“Which was a dreadful pattern inherited from her grandmother and no great loss. Ah, good day, Alain.” Father reached out and clasped Arnaud’s wrist. “Have you been keeping this rapscallion in line?”
“If only it were possible.” Arnaud smiled, though his usual frown overtook his features a moment later when two neighborhood boys maneuvered a large wooden box off the wagon.
Father lunged forward. “Careful, boys! Those are beakers—glass, very fragile. They go to the library.”
His library? Thad scrubbed a hand over his face. “If so much as a thread of my favorite rug is bleached, burned, or otherwise irritated by your chemicals—”
“If you would prefer we stay with your sister, I can crate it all back up.” Father shot him an innocent smile.
Thad narrowed his eyes. “By all means. Stay with Philly.”
The innocence gave way to mischief. “We would, but then I would be fighting her for space in my own laboratory. Besides, your—Jack, careful!”
Thad and Arnaud turned in time to see the four-year-old barrel through the front door. He ran directly between the two young men and under the box of beakers and didn’t stop until he had tossed himself at Father, screaming all the while, “Grandpapa, Grandpapa!”
Father scooped him up with a laugh and set him atop his shoulders. “Jack, my boy, one of these days you will give me such a fright I shall simply keel over.”
Jack laughed with all the maniacal glee of any boy of four and slapped his hands to his would-be grandfather’s cheeks. “I missed you.”
“And I you, you little imp. Your grandmama tells me you will be staying with us while your papa goes to sea.”
“Yea!” Jack threw his arms up. And apparently tightened his legs around Father’s neck to compensate, given the shade of red his face turned. “We all get to stay at Uncle Thad’s house!”
“It will be a veritable holiday.” Thad tugged on the boy’s foot, well remembering how it felt to be atop Father’s shoulders. Now he had to climb a mast to get that same sensation.
If only he had an excuse to do so. He nudged Arnaud with his elbow. “You can stay and visit. I can take the Demain out for you.”
His friend shot him a glare.
Father laughed. “Your mother would…” His voice trailed off, his gaze on the street. A look of awkwardness took over his face, so that it was no surprise when he muttered out a low, “Ladies. Good day.”

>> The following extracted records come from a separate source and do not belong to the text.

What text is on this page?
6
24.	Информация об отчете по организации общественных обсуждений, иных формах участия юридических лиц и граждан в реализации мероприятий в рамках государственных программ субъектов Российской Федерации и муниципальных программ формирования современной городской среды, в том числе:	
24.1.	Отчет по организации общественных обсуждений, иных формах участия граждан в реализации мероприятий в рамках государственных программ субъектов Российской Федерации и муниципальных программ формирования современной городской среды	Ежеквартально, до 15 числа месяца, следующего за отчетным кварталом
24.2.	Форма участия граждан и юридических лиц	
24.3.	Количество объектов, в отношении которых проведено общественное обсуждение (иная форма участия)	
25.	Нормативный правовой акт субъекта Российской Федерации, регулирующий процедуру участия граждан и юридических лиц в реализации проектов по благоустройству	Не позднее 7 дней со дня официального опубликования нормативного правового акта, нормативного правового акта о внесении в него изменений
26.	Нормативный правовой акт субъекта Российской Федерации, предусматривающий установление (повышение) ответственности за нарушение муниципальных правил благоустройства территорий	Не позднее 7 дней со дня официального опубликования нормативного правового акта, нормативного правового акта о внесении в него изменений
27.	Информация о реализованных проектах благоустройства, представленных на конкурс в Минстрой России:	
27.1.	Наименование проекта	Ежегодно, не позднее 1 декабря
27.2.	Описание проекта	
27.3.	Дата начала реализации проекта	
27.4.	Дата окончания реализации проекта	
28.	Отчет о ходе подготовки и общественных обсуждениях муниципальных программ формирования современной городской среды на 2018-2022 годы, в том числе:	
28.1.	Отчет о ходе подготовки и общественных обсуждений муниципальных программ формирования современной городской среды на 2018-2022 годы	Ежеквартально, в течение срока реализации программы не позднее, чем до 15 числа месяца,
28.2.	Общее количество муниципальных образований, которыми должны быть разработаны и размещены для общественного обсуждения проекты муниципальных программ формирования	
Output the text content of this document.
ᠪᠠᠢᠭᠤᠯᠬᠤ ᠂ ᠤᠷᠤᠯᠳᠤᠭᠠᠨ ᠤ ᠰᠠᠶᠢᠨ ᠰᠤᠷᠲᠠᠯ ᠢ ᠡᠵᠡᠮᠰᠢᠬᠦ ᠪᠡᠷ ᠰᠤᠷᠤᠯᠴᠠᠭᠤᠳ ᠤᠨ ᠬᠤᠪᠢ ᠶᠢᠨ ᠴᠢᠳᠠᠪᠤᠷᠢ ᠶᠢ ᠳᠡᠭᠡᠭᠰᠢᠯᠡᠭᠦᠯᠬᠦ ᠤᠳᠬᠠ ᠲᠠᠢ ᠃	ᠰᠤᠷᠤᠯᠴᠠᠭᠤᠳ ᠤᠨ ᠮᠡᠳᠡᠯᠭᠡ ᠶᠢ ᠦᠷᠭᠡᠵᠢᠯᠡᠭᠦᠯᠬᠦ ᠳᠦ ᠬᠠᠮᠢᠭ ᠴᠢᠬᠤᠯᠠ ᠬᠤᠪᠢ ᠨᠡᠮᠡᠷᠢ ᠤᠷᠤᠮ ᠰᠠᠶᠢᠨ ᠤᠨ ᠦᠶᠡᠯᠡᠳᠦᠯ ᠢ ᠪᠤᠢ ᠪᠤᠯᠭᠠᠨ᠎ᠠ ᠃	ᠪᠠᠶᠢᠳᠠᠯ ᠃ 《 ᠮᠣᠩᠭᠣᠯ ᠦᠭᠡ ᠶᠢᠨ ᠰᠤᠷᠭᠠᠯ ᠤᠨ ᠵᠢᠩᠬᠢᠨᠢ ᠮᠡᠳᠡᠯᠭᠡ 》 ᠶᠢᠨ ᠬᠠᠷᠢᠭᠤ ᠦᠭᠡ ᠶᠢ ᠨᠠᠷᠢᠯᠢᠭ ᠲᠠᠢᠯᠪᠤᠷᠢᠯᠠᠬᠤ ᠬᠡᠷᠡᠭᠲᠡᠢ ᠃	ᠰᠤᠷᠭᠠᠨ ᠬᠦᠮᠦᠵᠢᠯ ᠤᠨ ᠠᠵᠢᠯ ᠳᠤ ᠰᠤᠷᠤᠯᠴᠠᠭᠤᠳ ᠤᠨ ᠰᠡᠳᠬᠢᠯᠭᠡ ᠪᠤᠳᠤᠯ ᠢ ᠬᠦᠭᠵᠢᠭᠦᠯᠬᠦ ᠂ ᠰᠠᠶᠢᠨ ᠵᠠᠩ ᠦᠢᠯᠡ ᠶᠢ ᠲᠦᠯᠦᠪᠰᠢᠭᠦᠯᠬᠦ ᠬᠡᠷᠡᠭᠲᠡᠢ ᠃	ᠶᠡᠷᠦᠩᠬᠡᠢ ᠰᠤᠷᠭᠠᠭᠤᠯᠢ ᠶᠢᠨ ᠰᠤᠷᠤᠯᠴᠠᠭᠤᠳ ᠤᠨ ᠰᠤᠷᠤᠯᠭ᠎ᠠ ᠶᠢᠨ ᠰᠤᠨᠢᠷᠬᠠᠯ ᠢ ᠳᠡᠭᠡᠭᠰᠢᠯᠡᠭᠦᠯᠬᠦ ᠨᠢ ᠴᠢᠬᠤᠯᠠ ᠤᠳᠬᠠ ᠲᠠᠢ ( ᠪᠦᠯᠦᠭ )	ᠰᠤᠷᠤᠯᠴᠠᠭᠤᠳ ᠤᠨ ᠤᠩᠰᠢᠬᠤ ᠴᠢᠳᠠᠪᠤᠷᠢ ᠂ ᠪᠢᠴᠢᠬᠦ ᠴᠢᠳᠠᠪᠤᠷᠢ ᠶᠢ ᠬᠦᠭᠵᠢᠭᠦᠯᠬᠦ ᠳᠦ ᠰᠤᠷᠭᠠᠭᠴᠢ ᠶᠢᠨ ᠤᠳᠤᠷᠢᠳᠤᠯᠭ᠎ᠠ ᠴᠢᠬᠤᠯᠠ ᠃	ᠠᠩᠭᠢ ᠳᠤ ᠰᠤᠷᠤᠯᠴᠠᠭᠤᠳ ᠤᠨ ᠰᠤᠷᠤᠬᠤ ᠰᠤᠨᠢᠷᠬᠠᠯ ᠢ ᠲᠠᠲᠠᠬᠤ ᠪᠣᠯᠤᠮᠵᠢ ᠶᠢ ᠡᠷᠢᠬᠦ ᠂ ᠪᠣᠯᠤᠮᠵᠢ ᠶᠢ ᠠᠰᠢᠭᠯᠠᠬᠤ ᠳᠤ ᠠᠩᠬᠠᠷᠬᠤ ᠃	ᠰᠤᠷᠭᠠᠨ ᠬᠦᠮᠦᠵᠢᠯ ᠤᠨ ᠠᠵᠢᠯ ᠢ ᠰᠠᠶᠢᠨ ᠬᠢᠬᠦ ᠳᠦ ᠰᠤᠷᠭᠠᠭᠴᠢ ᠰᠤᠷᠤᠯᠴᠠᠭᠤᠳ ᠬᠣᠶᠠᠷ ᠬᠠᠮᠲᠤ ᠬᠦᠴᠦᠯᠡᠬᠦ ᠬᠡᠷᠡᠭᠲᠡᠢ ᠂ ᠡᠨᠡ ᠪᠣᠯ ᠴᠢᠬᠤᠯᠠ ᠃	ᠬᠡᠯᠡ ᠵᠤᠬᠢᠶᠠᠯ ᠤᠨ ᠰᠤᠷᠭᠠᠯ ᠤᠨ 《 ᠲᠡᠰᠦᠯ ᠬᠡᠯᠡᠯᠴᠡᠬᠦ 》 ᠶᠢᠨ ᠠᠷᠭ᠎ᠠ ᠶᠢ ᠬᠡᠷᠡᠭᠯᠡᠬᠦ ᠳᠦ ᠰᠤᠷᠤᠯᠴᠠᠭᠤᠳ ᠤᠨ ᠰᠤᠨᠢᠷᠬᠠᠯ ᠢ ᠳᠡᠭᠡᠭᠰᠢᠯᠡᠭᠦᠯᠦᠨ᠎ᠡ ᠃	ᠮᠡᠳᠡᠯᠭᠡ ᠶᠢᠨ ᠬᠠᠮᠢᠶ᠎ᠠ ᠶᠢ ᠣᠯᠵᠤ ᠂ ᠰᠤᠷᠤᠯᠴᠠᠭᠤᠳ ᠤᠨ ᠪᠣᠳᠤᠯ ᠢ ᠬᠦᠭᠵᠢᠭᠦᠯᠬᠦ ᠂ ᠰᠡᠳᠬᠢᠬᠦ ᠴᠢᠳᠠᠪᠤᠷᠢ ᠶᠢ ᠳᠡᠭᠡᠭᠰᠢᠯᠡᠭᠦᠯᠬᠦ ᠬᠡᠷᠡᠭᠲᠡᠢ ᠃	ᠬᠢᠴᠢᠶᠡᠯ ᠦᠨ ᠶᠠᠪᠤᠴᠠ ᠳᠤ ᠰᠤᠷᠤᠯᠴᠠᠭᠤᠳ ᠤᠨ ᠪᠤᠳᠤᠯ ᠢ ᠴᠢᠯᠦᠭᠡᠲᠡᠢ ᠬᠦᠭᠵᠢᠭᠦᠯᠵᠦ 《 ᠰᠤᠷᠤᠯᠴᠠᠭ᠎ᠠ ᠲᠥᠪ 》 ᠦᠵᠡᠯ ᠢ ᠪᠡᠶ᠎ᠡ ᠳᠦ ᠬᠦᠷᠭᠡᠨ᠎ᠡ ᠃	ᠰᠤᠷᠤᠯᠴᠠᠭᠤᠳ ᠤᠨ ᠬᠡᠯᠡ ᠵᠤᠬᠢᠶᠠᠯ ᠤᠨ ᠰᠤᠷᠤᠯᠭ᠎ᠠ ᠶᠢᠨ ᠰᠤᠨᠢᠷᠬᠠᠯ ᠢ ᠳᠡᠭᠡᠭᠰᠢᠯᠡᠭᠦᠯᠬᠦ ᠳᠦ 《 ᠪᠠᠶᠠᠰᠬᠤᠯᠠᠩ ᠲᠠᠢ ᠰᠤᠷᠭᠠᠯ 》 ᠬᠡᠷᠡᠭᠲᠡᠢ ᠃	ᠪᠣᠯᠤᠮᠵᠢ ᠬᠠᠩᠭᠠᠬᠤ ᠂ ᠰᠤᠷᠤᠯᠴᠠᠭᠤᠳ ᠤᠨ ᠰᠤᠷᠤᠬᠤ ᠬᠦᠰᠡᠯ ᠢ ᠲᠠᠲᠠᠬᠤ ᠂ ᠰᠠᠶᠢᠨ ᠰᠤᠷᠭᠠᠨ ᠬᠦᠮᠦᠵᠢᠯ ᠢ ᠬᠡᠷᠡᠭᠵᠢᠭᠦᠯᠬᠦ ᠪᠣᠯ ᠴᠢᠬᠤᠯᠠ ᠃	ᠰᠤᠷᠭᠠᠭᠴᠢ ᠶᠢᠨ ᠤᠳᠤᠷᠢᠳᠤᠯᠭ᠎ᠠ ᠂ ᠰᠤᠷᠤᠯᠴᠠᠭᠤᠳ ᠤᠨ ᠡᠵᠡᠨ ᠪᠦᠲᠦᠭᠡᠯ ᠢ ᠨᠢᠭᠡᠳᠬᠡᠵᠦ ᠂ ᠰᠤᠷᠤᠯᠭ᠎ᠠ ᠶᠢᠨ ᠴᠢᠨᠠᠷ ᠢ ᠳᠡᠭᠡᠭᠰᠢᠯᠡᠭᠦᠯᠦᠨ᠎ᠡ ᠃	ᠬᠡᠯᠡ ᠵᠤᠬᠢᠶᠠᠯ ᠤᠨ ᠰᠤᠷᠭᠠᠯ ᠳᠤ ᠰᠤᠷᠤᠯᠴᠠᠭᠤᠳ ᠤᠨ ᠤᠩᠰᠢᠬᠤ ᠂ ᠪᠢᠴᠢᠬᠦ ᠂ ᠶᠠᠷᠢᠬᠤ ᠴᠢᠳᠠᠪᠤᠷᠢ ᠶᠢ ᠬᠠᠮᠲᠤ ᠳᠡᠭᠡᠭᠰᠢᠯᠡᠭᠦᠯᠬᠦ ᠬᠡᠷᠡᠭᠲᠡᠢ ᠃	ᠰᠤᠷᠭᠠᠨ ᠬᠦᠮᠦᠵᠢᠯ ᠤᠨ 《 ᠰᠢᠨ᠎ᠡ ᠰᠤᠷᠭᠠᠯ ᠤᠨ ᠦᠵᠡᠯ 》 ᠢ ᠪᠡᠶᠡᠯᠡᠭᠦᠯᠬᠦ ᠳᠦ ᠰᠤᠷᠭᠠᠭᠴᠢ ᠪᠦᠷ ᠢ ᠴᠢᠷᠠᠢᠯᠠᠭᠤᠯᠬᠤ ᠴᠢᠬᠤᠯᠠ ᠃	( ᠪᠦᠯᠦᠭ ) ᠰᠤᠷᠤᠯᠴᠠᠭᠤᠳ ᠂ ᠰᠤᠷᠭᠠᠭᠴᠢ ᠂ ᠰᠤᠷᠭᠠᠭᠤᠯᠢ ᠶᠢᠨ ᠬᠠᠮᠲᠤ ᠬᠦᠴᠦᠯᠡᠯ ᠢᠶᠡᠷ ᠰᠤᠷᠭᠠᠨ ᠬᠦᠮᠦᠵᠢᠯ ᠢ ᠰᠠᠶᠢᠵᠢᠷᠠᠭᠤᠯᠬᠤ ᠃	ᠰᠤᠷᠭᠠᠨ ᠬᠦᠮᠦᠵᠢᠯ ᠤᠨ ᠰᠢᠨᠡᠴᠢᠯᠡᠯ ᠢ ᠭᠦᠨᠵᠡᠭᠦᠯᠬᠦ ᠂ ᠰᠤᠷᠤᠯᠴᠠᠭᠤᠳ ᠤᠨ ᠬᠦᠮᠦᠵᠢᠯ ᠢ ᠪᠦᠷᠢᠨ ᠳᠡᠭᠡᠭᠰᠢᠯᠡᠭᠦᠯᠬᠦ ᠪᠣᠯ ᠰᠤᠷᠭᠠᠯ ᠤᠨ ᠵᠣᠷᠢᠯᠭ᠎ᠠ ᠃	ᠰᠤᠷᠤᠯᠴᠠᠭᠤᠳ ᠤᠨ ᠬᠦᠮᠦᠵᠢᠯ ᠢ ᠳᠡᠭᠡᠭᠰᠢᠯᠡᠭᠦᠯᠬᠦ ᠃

Thad pivoted as the clip-clop of hooves penetrated his consciousness, and then he tipped his hat to the four ladies within the phaeton that rolled past. “Good day, Miss Rhodes, Miss Margaret, Miss Georgiana.” The stair-step sisters smiled at him, but his gaze went to their mother. When he had bought the house on this street, Mrs. Rhodes had been a bright woman, full of laughter and plots to pair him with one of her daughters, but in recent weeks her face had taken on lines of worry that deepened every time he saw her.
With a few long strides he matched pace with the slow-moving carriage. “Mrs. Rhodes, have you heard the latest stories from the sea? A British frigate was engaged in a most remarkable chase a fortnight ago and lost to one of Baltimore’s own privateers.”
The woman’s eyes lit up, and a few years fell from her face. “The Dragon, Captain Lane?”
“Without question. My friends do not use names lest the British intercept the missives, but the description was sure. Your husband and son are proving an invaluable menace.”
Mrs. Rhodes pressed a hand to her lips as her daughters erupted into a symphony of excited babbling. He kept his gaze on the matron, however, and lifted his hand to wave them beyond his lawn.
She lowered her hand enough to call out, “Bless you, Captain! Come by tomorrow. I shall have a pie for you!”
Arnaud snorted. “As I brought you that news, ’tis I who should get the pie.”
“Very well. You lay claim to the pie, and I shall lay claim to the sea.” He turned back around, his brows arched.
Arnaud made a show of debating and then grinned. “Enjoy your pastry, mon ami.”
They started back for the walkway, where Father stood shaking his head. Thad could hardly resist sending him a crooked smirk. “You can join me for the pie, Father. Enjoy an afternoon with Mrs. Rhodes and her daughters.”
Father narrowed his eyes. “How can you speak so easily to those baffling creatures? Sometimes I wonder from whence you came, Thaddeus.”
Laughter filled his throat and spilled out. “If you had not figured that out by the third child…”
“Thaddeus!”
His mother’s voice tugged him toward the door and made the smile stretch wider on his face. He jogged her way, arms wide.